We have the honor to be, with the greatest respect, your excellency's most obedient and very humble servants,

ROBERT YATES,
JOHN LANSING, Jun.


His Excellency, Governor Clinton.

A LETTER OF HIS EXCELLENCY, EDMUND RANDOLPH, ESQ.,

ON THE FEDERAL CONSTITUTION;

ADDRESSED TO THE HONORABLE THE SPEAKER OF THE HOUSE OF DELEGATES, VIRGINIA.

Richmond, Oct. 10, 1787.

Sir: The Constitution, which I enclosed to the General Assembly in a late official letter, appears without my signature. This circumstance, although trivial in its own nature, has been rendered rather important, to myself at least, by being misunderstood by some and misrepresented by others. As I disdain to conceal the reasons for withholding my subscription, I have always been, still am, and ever shall be, ready to proclaim them to the world. To the legislature, therefore, by whom I was deputed to the Federal Convention, I beg leave now to address them; affecting no indifference to public opinion, but resolved not to court it by an unmanly sacrifice of my own judgment.

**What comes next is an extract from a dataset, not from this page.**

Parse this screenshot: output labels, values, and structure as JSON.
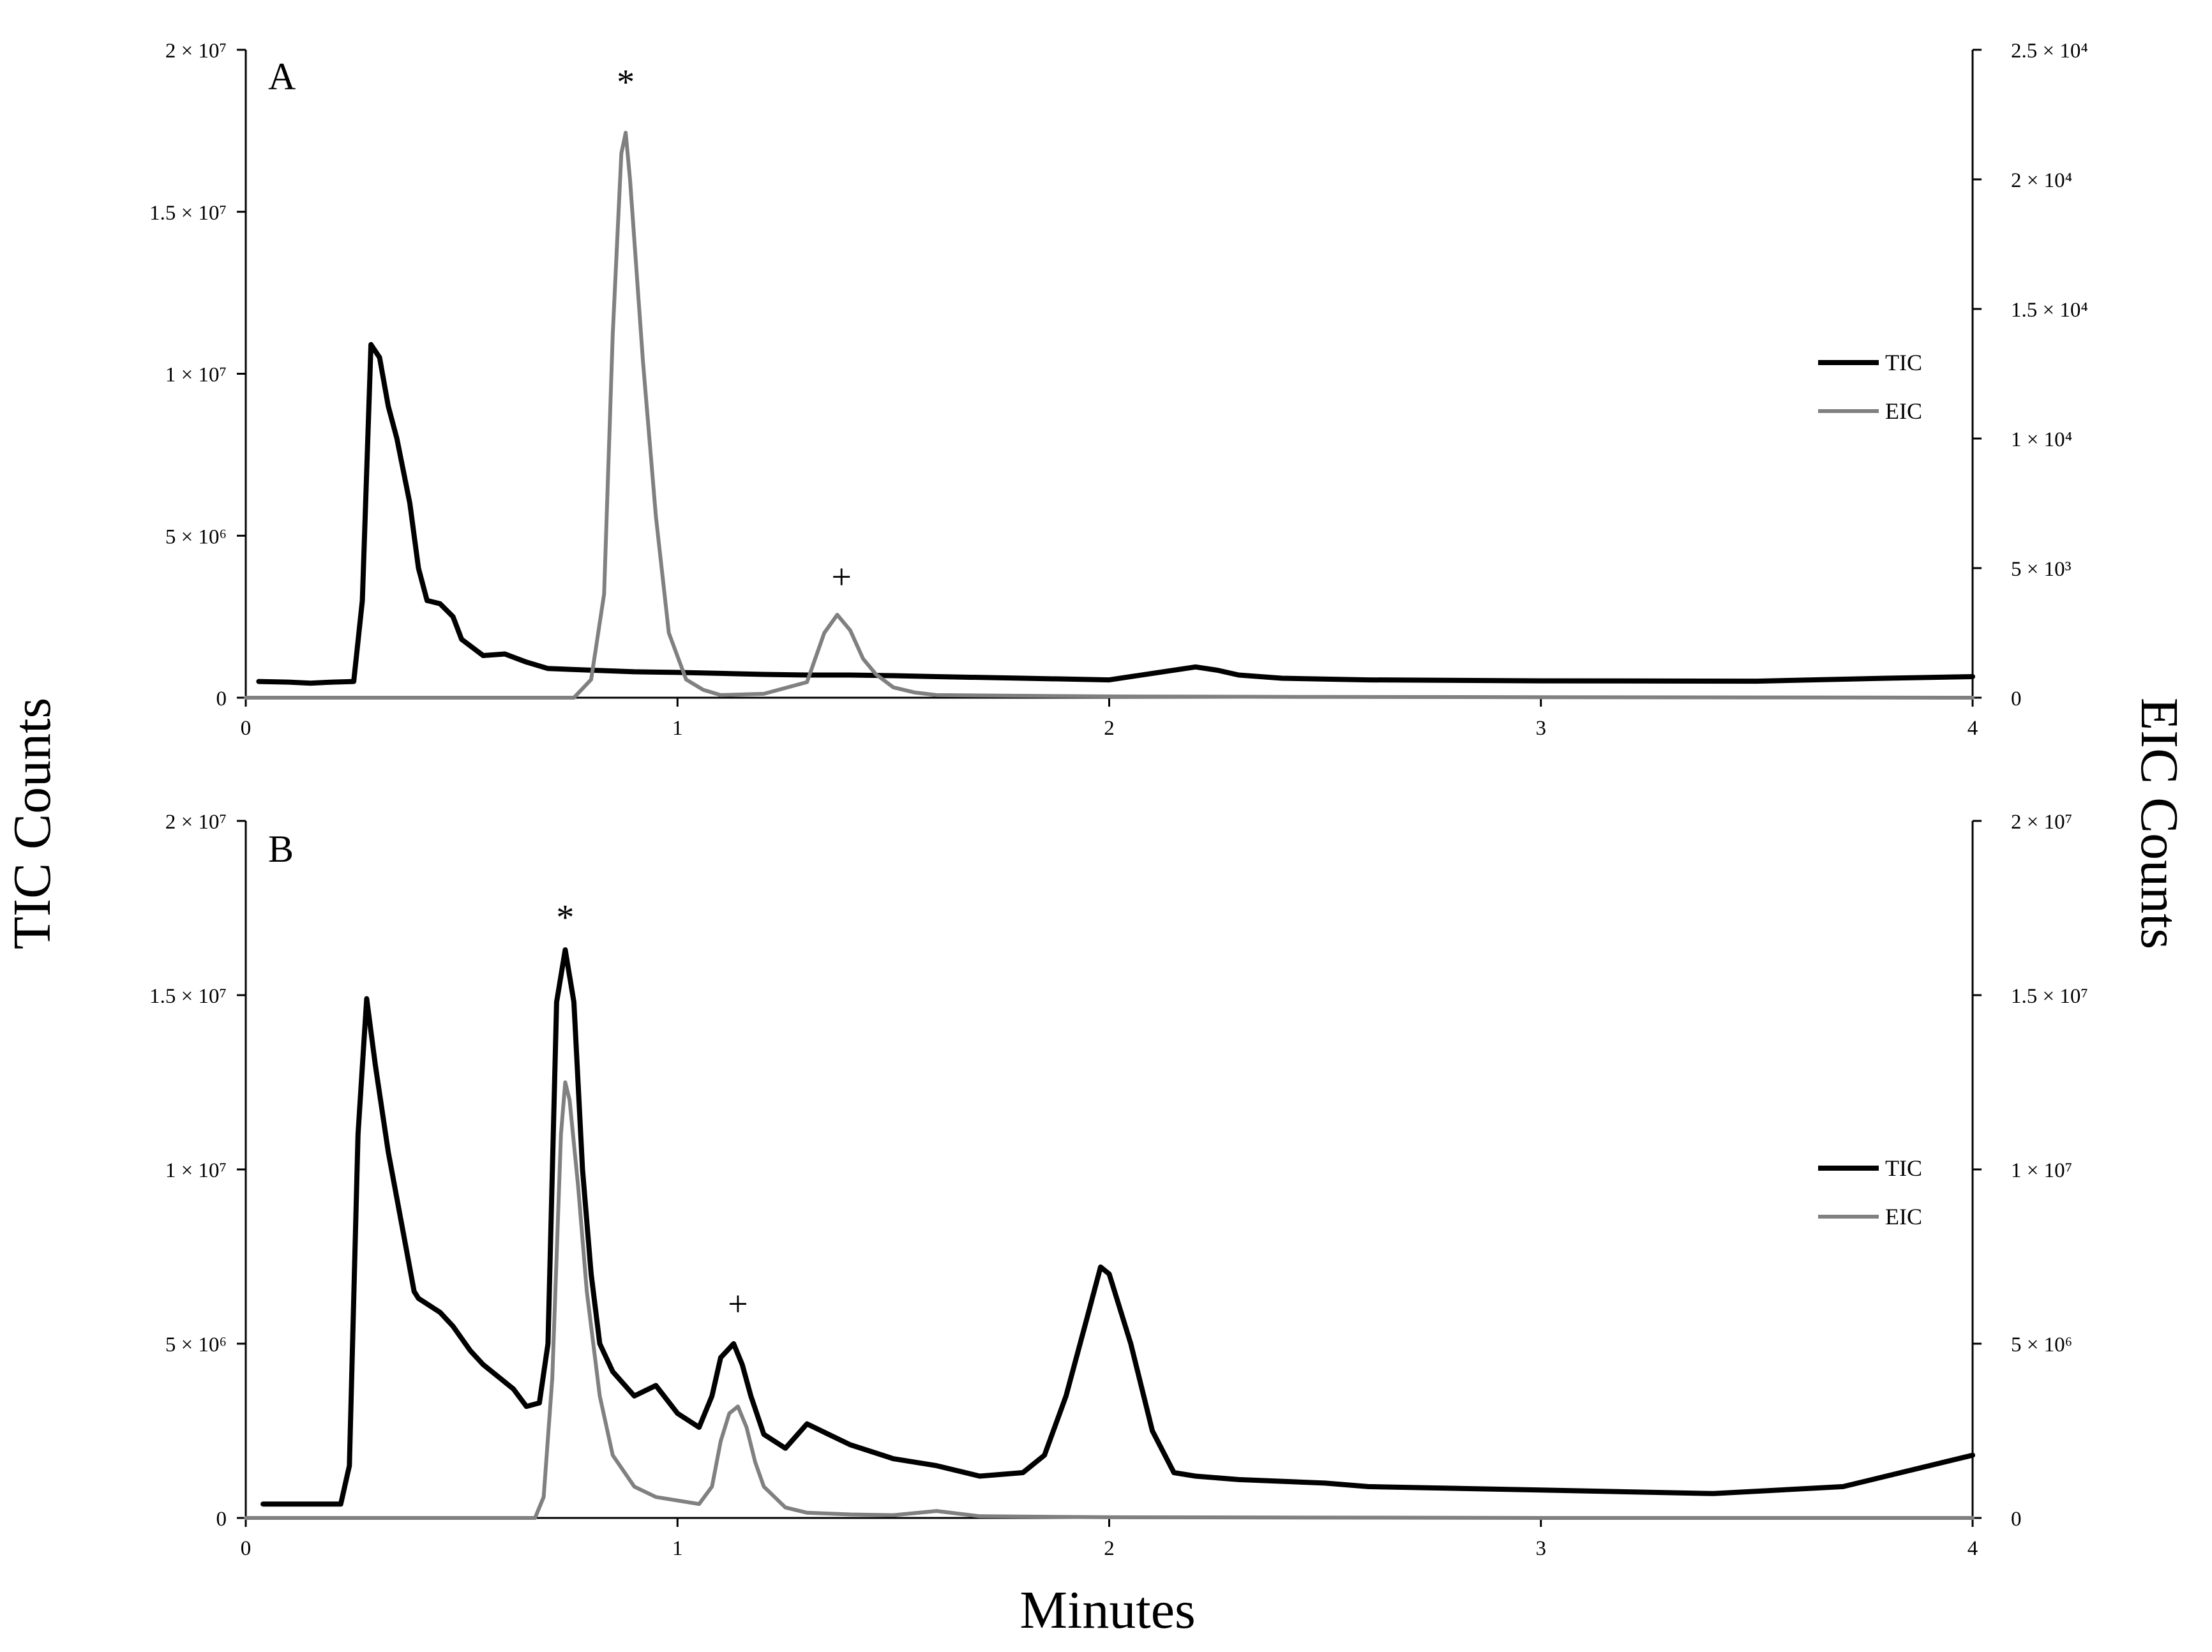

As this explanation will involve a summary but general review of our federal situation, you will pardon me, I trust, although I should transgress the usual bounds of a letter.

Before my departure for the Convention, I believed that the Confederation was not so eminently defective as it had been supposed. But after I had entered into a free communication with those who were best informed of the condition and interest of each state; after I had compared the intelligence derived from them with the properties which ought to characterize the government of our Union,—I became persuaded that the Confederation was destitute of every energy which a constitution of the United States ought to possess.

For the objects proposed by its institution were, that it should be a shield against foreign hostility, and a firm resort against domestic commotion; that it should cherish trade, and promote the prosperity of the states under its care.

But these are not among the attributes of our present union. Severe experience under the pressure of war, a ruinous weakness manifested since the return of peace, and the contemplation of those dangers which darken the future prospect, have condemned the hope of grandeur and safety under the auspices of the Confederation.